1. Ostatni dzień premiera Morawieckiego?
Dziś, w poniedziałek 11 grudnia, o godz. 10 Mateusz Morawiecki wygłosi w Sejmie swoje trzecie w życiu exposé: jako szef rządu utworzonego po wyborach 15 października 2023 r. w tzw. pierwszym kroku konstytucyjnym poprosi Sejm o udzielenie swojemu gabinetowi wotum zaufania.
„Moje poniedziałkowe exposé będzie w pewnym sensie historyczne” – zapowiedział już w niedzielę. „Historyczne”, bo dwudzieste wygłoszone po 1989 r., ale też, jak podkreślił Morawiecki, „trzecie, którego przedstawienie przypadło w udziale mnie samemu”.
Są jeszcze inne argumenty za „historycznością” chwili, o których premier z PiS zapomniał wspomnieć w swoim facebookowym nagraniu.
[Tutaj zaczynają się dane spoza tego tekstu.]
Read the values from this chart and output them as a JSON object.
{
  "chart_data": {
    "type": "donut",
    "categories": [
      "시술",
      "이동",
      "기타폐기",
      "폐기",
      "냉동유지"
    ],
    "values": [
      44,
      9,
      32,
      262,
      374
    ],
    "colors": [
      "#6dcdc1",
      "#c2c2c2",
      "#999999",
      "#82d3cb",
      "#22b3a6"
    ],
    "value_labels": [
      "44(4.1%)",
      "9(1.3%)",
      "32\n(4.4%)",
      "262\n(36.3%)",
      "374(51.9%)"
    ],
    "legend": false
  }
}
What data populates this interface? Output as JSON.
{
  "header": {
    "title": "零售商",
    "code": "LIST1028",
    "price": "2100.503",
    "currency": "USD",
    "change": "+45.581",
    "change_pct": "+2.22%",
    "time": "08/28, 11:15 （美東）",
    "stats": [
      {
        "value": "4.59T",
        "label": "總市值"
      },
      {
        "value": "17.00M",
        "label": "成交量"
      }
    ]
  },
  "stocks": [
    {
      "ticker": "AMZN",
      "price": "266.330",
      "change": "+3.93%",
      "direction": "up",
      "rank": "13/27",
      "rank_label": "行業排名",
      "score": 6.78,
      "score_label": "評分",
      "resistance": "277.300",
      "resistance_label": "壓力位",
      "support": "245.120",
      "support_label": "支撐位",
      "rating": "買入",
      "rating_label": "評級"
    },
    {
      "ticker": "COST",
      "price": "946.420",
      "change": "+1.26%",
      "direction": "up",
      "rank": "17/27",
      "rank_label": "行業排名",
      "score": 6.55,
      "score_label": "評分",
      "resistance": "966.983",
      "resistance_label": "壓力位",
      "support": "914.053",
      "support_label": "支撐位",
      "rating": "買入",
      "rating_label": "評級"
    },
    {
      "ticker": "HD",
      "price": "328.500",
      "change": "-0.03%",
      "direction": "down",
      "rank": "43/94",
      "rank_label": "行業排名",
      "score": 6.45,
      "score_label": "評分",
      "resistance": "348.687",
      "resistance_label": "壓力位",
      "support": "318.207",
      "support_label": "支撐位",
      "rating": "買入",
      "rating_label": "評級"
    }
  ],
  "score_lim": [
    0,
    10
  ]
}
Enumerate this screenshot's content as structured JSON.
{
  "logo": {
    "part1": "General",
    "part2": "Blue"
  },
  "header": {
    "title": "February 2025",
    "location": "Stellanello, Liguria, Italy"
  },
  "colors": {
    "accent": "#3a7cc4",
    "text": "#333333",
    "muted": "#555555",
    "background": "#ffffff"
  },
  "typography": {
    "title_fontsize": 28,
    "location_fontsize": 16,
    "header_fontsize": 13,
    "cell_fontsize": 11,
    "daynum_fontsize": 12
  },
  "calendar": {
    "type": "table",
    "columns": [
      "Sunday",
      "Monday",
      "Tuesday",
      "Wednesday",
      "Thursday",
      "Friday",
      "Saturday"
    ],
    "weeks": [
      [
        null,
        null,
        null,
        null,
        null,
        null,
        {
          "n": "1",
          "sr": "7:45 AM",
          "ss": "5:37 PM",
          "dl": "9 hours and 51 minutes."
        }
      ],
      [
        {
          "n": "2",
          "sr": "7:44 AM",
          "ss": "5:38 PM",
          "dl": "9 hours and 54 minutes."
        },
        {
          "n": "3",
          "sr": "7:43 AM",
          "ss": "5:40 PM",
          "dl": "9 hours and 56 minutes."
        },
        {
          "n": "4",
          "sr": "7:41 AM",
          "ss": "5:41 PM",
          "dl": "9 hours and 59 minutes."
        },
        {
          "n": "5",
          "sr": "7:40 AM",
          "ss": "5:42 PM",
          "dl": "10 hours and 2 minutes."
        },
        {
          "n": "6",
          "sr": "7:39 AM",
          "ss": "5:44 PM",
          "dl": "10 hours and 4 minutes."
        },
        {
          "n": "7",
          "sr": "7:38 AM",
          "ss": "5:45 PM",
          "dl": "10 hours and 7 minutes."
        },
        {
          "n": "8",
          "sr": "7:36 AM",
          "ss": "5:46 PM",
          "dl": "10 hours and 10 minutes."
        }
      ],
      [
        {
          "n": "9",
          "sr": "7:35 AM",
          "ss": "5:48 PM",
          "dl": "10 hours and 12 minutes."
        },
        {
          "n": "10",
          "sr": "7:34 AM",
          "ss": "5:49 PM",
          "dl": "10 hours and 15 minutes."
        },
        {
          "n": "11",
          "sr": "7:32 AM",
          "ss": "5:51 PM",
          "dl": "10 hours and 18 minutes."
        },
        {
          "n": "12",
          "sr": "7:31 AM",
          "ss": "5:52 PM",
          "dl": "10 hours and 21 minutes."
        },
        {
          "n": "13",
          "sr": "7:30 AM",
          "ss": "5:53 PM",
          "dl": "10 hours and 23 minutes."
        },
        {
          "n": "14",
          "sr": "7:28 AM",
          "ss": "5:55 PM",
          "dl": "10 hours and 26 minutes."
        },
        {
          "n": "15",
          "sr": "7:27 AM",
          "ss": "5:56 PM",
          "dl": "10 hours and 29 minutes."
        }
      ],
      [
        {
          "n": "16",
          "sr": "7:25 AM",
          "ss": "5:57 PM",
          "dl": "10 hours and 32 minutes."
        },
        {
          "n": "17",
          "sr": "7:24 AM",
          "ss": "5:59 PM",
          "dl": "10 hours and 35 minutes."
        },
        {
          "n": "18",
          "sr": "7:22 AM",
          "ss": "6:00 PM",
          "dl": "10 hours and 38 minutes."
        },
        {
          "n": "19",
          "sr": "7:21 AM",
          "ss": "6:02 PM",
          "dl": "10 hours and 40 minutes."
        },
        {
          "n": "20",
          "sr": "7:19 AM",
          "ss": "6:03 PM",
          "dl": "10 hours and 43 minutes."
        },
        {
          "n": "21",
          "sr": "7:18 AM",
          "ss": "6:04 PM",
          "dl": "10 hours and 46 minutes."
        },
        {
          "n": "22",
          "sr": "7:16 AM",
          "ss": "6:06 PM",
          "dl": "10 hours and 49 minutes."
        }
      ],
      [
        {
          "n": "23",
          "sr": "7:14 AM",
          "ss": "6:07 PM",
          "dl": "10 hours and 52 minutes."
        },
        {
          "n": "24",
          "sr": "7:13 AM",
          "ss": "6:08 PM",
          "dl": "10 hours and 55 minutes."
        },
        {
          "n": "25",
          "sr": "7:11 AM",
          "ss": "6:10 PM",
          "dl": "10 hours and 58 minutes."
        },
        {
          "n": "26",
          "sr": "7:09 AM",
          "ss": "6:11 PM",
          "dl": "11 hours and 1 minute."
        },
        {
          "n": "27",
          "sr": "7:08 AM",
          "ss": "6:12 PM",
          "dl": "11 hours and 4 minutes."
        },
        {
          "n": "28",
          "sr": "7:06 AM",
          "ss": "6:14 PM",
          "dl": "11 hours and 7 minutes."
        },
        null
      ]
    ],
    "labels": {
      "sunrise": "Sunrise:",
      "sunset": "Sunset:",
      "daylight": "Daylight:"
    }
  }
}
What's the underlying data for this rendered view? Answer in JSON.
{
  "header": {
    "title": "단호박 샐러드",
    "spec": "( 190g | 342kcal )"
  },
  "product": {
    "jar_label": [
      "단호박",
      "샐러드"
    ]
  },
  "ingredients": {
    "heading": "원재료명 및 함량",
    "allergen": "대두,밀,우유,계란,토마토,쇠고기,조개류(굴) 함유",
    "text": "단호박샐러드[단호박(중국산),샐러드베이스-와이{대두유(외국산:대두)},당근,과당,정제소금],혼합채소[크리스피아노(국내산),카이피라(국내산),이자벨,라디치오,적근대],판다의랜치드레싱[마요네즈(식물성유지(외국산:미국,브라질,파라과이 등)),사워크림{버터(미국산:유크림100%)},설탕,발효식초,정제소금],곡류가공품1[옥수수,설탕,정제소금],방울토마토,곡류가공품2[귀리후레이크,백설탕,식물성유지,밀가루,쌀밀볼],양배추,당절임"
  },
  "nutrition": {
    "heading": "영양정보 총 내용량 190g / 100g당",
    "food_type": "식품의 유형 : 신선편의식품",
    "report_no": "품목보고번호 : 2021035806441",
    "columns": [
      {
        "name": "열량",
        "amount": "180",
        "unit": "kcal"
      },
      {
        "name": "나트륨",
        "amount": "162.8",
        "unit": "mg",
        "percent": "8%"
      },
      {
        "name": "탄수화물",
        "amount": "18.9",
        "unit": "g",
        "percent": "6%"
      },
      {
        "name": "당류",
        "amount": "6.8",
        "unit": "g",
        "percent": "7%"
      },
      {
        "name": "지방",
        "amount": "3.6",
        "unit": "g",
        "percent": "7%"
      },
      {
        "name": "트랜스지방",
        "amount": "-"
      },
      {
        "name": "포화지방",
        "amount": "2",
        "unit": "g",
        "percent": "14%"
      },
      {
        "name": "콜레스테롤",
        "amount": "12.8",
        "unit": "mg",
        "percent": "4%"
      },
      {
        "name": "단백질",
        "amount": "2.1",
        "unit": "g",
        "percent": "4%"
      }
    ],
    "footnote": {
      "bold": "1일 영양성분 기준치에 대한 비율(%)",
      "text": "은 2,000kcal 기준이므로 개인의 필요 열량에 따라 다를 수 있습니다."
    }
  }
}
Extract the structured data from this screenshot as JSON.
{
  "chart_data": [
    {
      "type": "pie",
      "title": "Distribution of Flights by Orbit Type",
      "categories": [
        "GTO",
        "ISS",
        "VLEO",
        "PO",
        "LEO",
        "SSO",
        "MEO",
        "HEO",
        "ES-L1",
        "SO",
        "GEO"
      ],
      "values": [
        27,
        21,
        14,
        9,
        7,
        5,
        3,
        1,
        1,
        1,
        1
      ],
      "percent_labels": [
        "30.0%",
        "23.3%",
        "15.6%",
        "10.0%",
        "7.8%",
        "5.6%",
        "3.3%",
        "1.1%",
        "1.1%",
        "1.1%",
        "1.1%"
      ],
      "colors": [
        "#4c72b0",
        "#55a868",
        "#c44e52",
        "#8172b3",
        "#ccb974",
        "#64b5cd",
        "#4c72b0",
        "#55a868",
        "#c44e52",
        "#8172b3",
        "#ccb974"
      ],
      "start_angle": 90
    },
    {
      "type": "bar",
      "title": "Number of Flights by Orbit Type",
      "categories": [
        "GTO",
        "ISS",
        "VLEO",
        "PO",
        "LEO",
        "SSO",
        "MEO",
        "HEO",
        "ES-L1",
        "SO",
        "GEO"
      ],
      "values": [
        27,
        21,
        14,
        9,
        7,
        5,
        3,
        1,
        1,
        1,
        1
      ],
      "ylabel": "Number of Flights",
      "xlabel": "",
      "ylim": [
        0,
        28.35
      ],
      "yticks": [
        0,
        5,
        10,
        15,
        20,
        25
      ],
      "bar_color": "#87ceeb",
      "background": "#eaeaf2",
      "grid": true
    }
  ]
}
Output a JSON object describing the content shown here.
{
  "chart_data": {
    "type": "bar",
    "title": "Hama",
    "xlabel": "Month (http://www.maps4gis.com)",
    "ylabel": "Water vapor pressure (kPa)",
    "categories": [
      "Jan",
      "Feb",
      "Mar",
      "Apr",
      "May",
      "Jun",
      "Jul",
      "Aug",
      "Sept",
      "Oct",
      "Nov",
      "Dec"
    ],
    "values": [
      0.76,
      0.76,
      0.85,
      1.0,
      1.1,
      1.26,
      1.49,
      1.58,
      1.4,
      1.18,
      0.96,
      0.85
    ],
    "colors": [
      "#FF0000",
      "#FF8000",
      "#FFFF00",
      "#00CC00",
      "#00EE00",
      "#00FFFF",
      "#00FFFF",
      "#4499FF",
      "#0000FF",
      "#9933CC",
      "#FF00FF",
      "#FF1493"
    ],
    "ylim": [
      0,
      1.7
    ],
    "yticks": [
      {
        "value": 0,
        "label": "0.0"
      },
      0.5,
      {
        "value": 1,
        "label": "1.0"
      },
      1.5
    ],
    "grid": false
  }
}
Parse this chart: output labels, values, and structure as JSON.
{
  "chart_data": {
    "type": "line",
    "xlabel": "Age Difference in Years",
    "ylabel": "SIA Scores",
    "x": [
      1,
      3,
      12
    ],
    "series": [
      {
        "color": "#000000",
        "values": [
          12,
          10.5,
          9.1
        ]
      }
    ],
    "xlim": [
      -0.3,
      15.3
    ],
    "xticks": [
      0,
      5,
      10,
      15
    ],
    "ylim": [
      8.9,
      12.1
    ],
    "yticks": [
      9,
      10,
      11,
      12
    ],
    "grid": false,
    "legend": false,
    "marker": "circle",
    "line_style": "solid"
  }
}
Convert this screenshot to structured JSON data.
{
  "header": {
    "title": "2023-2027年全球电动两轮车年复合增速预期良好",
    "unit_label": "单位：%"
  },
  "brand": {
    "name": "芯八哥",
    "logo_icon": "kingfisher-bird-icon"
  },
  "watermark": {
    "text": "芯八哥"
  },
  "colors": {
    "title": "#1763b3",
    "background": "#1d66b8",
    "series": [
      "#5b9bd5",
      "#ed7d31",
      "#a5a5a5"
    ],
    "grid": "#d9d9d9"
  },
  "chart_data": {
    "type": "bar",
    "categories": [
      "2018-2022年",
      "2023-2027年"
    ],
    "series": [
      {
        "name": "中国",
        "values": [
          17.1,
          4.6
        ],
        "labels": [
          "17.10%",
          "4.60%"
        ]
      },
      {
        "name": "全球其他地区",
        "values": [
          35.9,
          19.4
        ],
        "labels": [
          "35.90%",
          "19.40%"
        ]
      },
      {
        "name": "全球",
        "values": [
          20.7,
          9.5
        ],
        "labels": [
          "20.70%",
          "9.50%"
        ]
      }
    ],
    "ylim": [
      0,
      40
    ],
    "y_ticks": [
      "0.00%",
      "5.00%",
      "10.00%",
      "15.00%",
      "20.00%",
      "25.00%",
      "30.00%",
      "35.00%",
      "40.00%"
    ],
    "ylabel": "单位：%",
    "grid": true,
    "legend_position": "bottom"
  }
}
Zaprzysiężony 27 listopada przez prezydenta Andrzeja Dudę rząd Morawieckiego – nie bez satysfakcji nazywany przez wielu „dwutygodniowym” czy też „tymczasowym” – będzie najkrócej funkcjonującym gabinetem w dziejach III RP. Klub PiS ma w Sejmie jedynie 191 posłów i zaplanowane na godz. 15 głosowanie po prostu przegra.
Po 1989 r. poparcia posłów dla swoich gabinetów nie udało się uzyskać tylko dwóm premierom – Waldemarowi Pawlakowi (1992) i Markowi Belce (2004). Sprawowali władzę odpowiednio 35 i 40 dni, co gwarantuje Morawieckiemu pozycję zwycięzcy krótkiego dystansu.
Jednak trzeci rząd Morawieckiego będzie nie tylko rządem najkrótszym, ale też najdroższym. „Andrzej Duda powołał 18 ministrów – 16 konstytucyjnych oraz 2 tzw.